If Buffett were a TradeStops user, our Stock State Indicator (SSI) would have told him to sell roughly 20% higher, when AAPL hit its red zone risk point almost two months ago (as you can see in the chart below).

chart showing when AAPL hit its red zone risk point
When we look at the forces behind Apple’s decline, there are lessons of caution. There is reason to believe the heights Apple achieved can never be regained, and that the stock faces more pain ahead.

But before we get into a discussion of why Apple’s best days may be over, it is important to focus on the real lesson here.

It’s hard to predict the future — and some would say impossible. But with the right approach to investing, you don’t have to. Instead you can focus your capital on the industries, sectors, and names where the trends and SSI status are positive, as Apple’s was for years.

Our studies of publicly available track records show that even the best investors in the world, in most cases, are better off approaching markets this way. So why not investors like you and me? The good news is that, even if Apple’s best days are behind it, there will be powerful trends in plenty of other stocks in the months and years ahead.

So, what happened to the mighty Apple?

On Aug. 2, 2018, Apple hit a milestone no company had ever reached. It exceeded a market cap of $1 trillion. This was a long way from 1997, when Apple was almost broke and the exiled founder Steve Jobs was called back in to save the company from oblivion.

Things looked so bad in the late 1990s, Dell Computer founder Michael Dell suggested Apple should voluntarily shut down and return the capital to shareholders. Twenty-one years later, Apple had proven itself the most valuable company in the world — and the first to be worth $1 trillion — as a result of the iPhone, the most beloved consumer product in the history of technology.

It is hard to overstate the sheer triumph of the iPhone. Not only was the iPhone the most successful consumer technology product the world had ever seen, its launch seeded the global smartphone market — the most lucrative software platform the world had ever seen.

The smartphone industry enabled social media, the “app economy,” the “gig economy,” an explosion of mapping and messaging applications, a relentless series of upgrade cycles in batteries, chips and components, and much more.

For Apple moving forward, this is part of the problem. The whole smartphone industry has matured, which means Apple’s once-in-history feat can never be repeated.

To understand why the iPhone was such a wildly profitable product, consider Apple’s ability to sell a mass market item, at a luxury goods price point, with a user replacement cycle of once every two years.
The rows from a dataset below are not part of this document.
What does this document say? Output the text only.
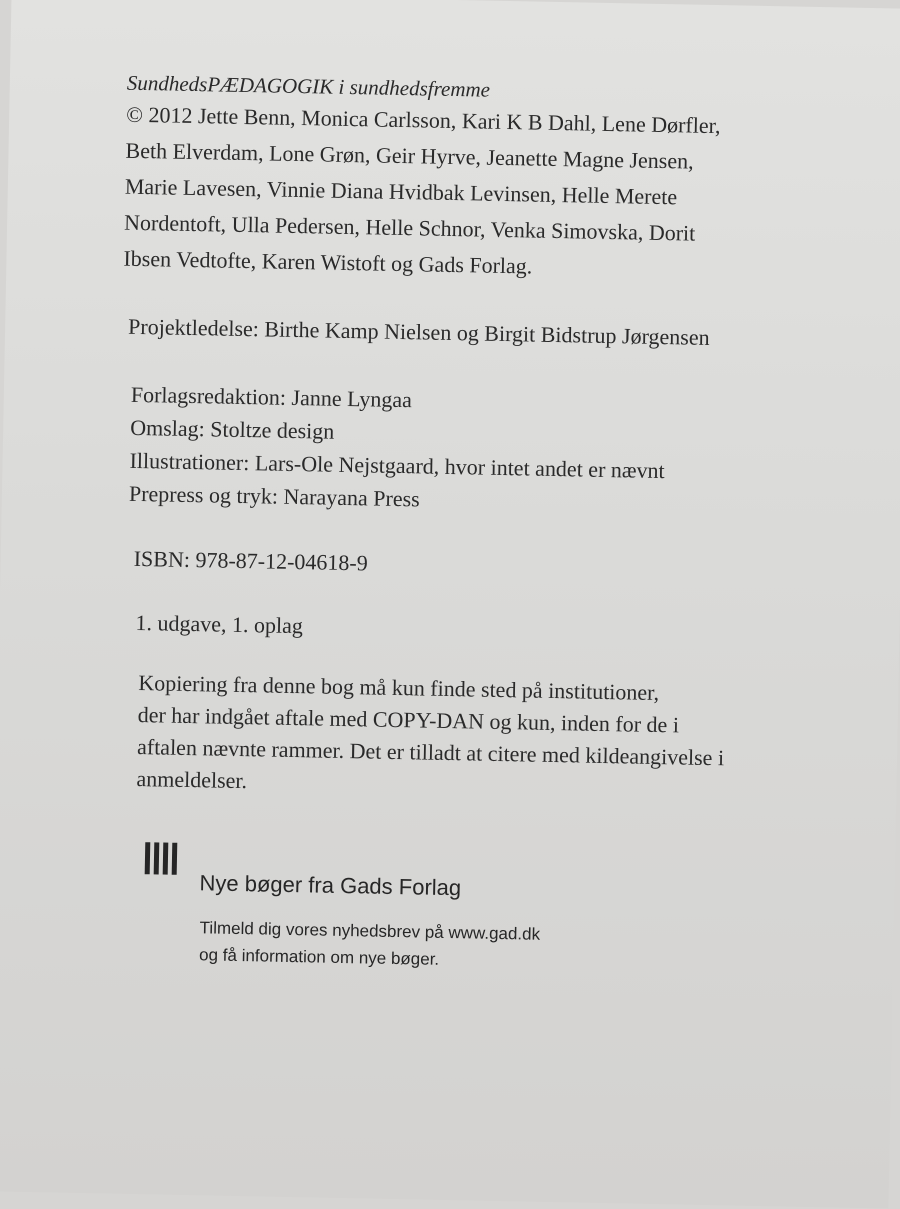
SundhedsPÆDAGOGIK i sundhedsfremme

© 2012 Jette Benn, Monica Carlsson, Kari K B Dahl, Lene Dørfler,

Beth Elverdam, Lone Grøn, Geir Hyrve, Jeanette Magne Jensen,

Marie Lavesen, Vinnie Diana Hvidbak Levinsen, Helle Merete

Nordentoft, Ulla Pedersen, Helle Schnor, Venka Simovska, Dorit

Ibsen Vedtofte, Karen Wistoft og Gads Forlag.

Projektledelse: Birthe Kamp Nielsen og Birgit Bidstrup Jørgensen

Forlagsredaktion: Janne Lyngaa

Omslag: Stoltze design

Illustrationer: Lars-Ole Nejstgaard, hvor intet andet er nævnt

Prepress og tryk: Narayana Press

ISBN: 978-87-12-04618-9

1. udgave, 1. oplag

Kopiering fra denne bog må kun finde sted på institutioner,

der har indgået aftale med COPY-DAN og kun, inden for de i

aftalen nævnte rammer. Det er tilladt at citere med kildeangivelse i

anmeldelser.

Nye bøger fra Gads Forlag

Tilmeld dig vores nyhedsbrev på www.gad.dk

og få information om nye bøger.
No other consumer product has ever matched this. Nobody sells at mass market volume with a luxury goods price (like selling a Honda but charging for a Mercedes). And nobody sells high-end technology with such rapid turnover. Only Apple pulled it off brilliantly.
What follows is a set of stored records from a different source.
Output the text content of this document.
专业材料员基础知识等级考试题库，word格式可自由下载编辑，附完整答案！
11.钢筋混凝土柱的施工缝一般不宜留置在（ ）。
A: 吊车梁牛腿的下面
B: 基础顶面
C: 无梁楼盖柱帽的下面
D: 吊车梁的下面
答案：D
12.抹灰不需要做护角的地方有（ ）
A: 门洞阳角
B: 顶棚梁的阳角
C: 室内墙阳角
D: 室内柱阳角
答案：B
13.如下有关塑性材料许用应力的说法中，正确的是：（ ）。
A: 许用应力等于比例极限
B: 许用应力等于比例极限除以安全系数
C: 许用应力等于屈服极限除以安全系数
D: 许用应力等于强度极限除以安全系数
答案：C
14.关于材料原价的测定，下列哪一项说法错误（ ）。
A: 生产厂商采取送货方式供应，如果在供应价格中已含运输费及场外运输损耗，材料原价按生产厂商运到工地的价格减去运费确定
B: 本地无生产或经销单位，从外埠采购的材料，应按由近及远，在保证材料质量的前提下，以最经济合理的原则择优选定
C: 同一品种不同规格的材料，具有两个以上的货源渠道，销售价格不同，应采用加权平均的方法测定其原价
The reason this was possible was the nature of the smartphone market. Under normal circumstances, a technology product that has to be replaced every two years would be considered low quality, or possibly even junk.

But Apple’s products were excellent quality from the start — and the two-year replacement rate came about because smartphone technology developed so quickly. Every 24 months, a new set of features or capabilities came out that were so compelling, consumers felt they had no choice but to upgrade.
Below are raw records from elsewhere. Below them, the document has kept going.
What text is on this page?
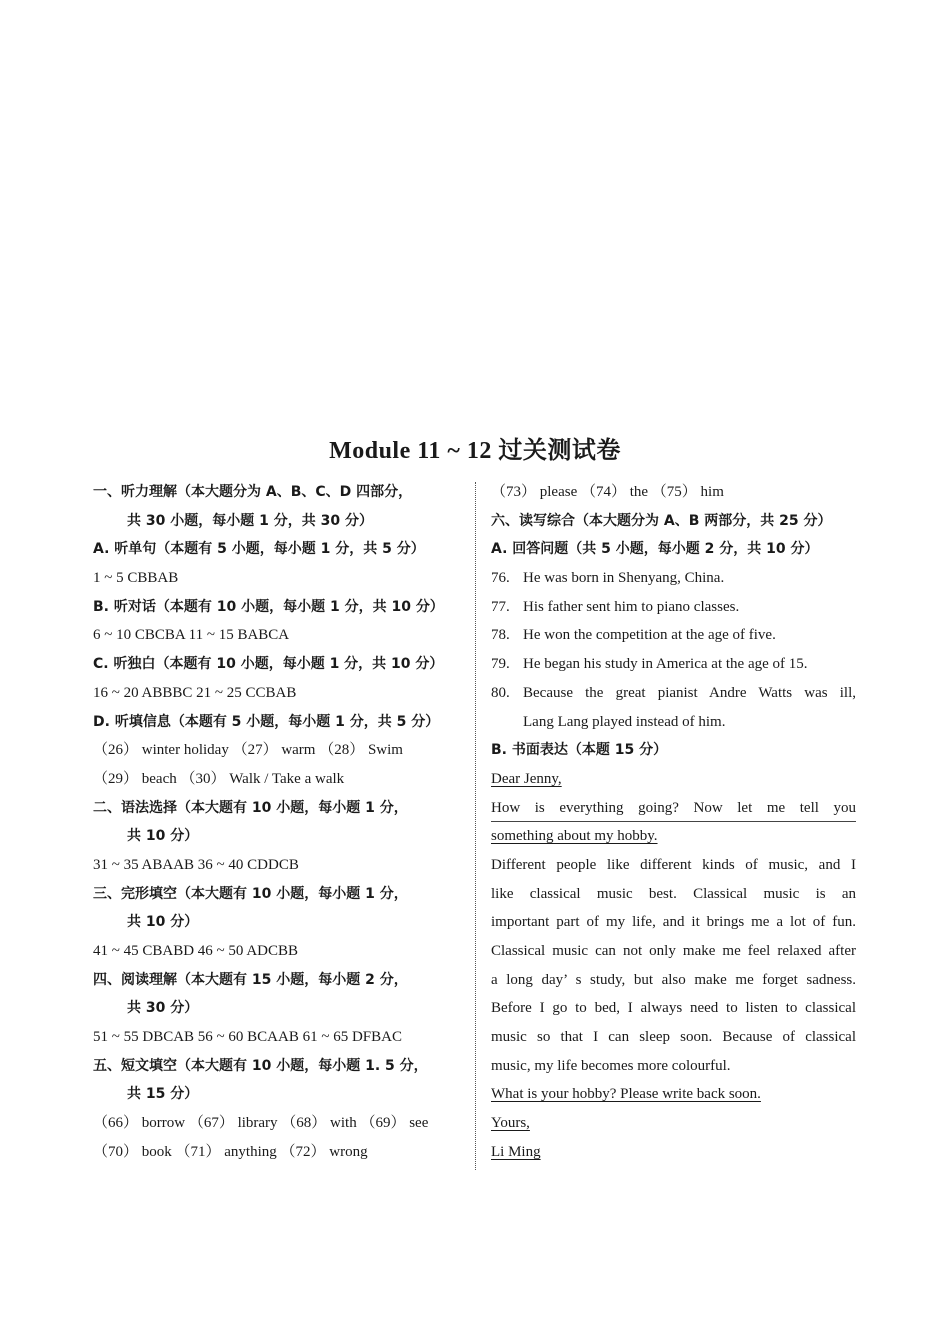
Module 11 ~ 12 过关测试卷
一、听力理解（本大题分为 A、B、C、D 四部分，
共 30 小题，每小题 1 分，共 30 分）
A. 听单句（本题有 5 小题，每小题 1 分，共 5 分）
1 ~ 5 CBBAB
B. 听对话（本题有 10 小题，每小题 1 分，共 10 分）
6 ~ 10 CBCBA 11 ~ 15 BABCA
C. 听独白（本题有 10 小题，每小题 1 分，共 10 分）
16 ~ 20 ABBBC 21 ~ 25 CCBAB
D. 听填信息（本题有 5 小题，每小题 1 分，共 5 分）
（26） winter holiday （27） warm （28） Swim
（29） beach （30） Walk / Take a walk
二、语法选择（本大题有 10 小题，每小题 1 分，
共 10 分）
31 ~ 35 ABAAB 36 ~ 40 CDDCB
三、完形填空（本大题有 10 小题，每小题 1 分，
共 10 分）
41 ~ 45 CBABD 46 ~ 50 ADCBB
四、阅读理解（本大题有 15 小题，每小题 2 分，
共 30 分）
51 ~ 55 DBCAB 56 ~ 60 BCAAB 61 ~ 65 DFBAC
五、短文填空（本大题有 10 小题，每小题 1. 5 分，
共 15 分）
（66） borrow （67） library （68） with （69） see
（70） book （71） anything （72） wrong
（73） please （74） the （75） him
六、读写综合（本大题分为 A、B 两部分，共 25 分）
A. 回答问题（共 5 小题，每小题 2 分，共 10 分）
76. He was born in Shenyang, China.
77. His father sent him to piano classes.
78. He won the competition at the age of five.
79. He began his study in America at the age of 15.
80. Because the great pianist Andre Watts was ill,
Lang Lang played instead of him.
B. 书面表达（本题 15 分）
Dear Jenny,
How is everything going? Now let me tell you
something about my hobby.
Different people like different kinds of music, and I
like classical music best. Classical music is an
important part of my life, and it brings me a lot of fun.
Classical music can not only make me feel relaxed after
a long day’ s study, but also make me forget sadness.
Before I go to bed, I always need to listen to classical
music so that I can sleep soon. Because of classical
music, my life becomes more colourful.
What is your hobby? Please write back soon.
Yours,
Li Ming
That two-year replacement cycle made Apple into a profit juggernaut, with fat profit margins that refreshed themselves every 24 months.

But now Apple’s biggest competitor is Apple itself, because the replacement rate has slowed dramatically. Consumer research shows the iPhone replacement cycle was still at two years as recently as 2015. Since then, it has stretched out to three years, and could stretch out further still.

If iPhone users buy a new phone every three years instead of two, then all other things being equal, Apple loses 33% of its revenues. If the replacement cycle stretches out to four years, 50% of prior revenues are gone.

There are a billion-plus users who already have iPhones in 2019. Their habit of staying with their phones longer will be a huge challenge for Apple.

To be sure, there are other benefits to Apple’s installed base of iPhone users, which powers the Apple ecosystem. But the vast majority of revenue Apple makes is still tied to iPhone sales (about two-thirds). All its other lines of business are practically rounding errors in comparison.

We know how it looks when a global technology matures, because the personal computer business hit its high-water mark in 2011. We are all familiar with the lengthened “useful life” of PCs today. It’s no longer surprising to expect a laptop to function, without upgrades, for four or five years if not even longer. Smartphones are headed in the same direction.

At the same time, lower-cost competitors are catching up. Apple is only the No. 3 smartphone brand by volume, behind Samsung and Huawei. They and others are willing to accept much lower profit margins, and their feature sets are increasingly “good enough” and, in some areas, superior to Apple’s.

On Jan. 3, Apple’s shares fell nearly 10% in one day, erasing nearly $75 billion of Apple market cap, when Apple issued a revenue warning for the first time since June 2002.

This came after the shares had already entered a downtrend, as indicated by our red zone SSI trigger back in November. Apple’s CEO, Tim Cook, blamed China’s economy and rising trade war tensions. As he said in his Jan. 2 letter to investors:

While we anticipated some challenges in key emerging markets, we did not foresee the magnitude of the economic deceleration, particularly in Greater China. In fact, most of our revenue shortfall to our guidance, and over 100 percent of our year-over-year worldwide revenue decline, occurred in Greater China across iPhone, Mac and iPad.


China’s economy began to slow in the second half of 2018. The government-reported GDP growth during the September quarter was the second lowest in the last 25 years. We believe the economic environment in China has been further impacted by rising trade tensions with the United States.

It’s true that China’s economy is in trouble, and that multiple companies, not just Apple, have been negatively impacted. But that is only part of the trouble. The smartphone industry is slowing down globally, with declining sales in multiple countries.

At the same time, Apple has lost its competitive product edge in China. Huawei and Samsung have caught up in the features race, and newly cost-conscious consumers in China appreciate that rival phones from Huawei, Xiaomi, and others are often 50% cheaper than Apple’s. (A boycott of Apple products due to trade war fallout is also a factor).

In a mature smartphone market, everyone will have to accept lower profit margins, less ability to stand out, and less profit to go around as replacement cycles lengthen.

So, what can Apple do to reclaim its former glory? Almost nothing. This is less a criticism of Apple or its management than a recognition of Apple’s genius in riding the smartphone boom to unimaginably dominant heights.

For Apple to find another product as brilliant as the iPhone, in the hundreds-of-billions-of-dollars revenue scale to which it is now accustomed, it would have to tackle a market that is massive in size. There are only two big enough to fit the bill: Healthcare and electric cars.

But to dominate either of these would require bold and risky moves, and the kind of aggressive capital spending that would nauseate Warren Buffett. (Not to mention the global auto market is already hypercompetitive.)

We can’t help but look to the simple lessons here. Ever since Steve Jobs’ return, and Tim Cook retaking the reins as his successor, Apple has been an amazing investment. But great investments do not stay great permanently.

For example, General Electric (GE) was one of the most brilliant investments of the 1990s. You could have bought GE not much above $2 per share in 1990, purchasing large quantities as a conservative investment, and seen a more than fourteen-fold return over a decade, plus dividends. But then, in 2000, came the peak, and GE has been a painful roller coaster ever since.

With Apple, we can celebrate the achievements of one of the great entrepreneurs of all time (Steve Jobs), and one of the great investments of all time, yet recognize when it is time to move on.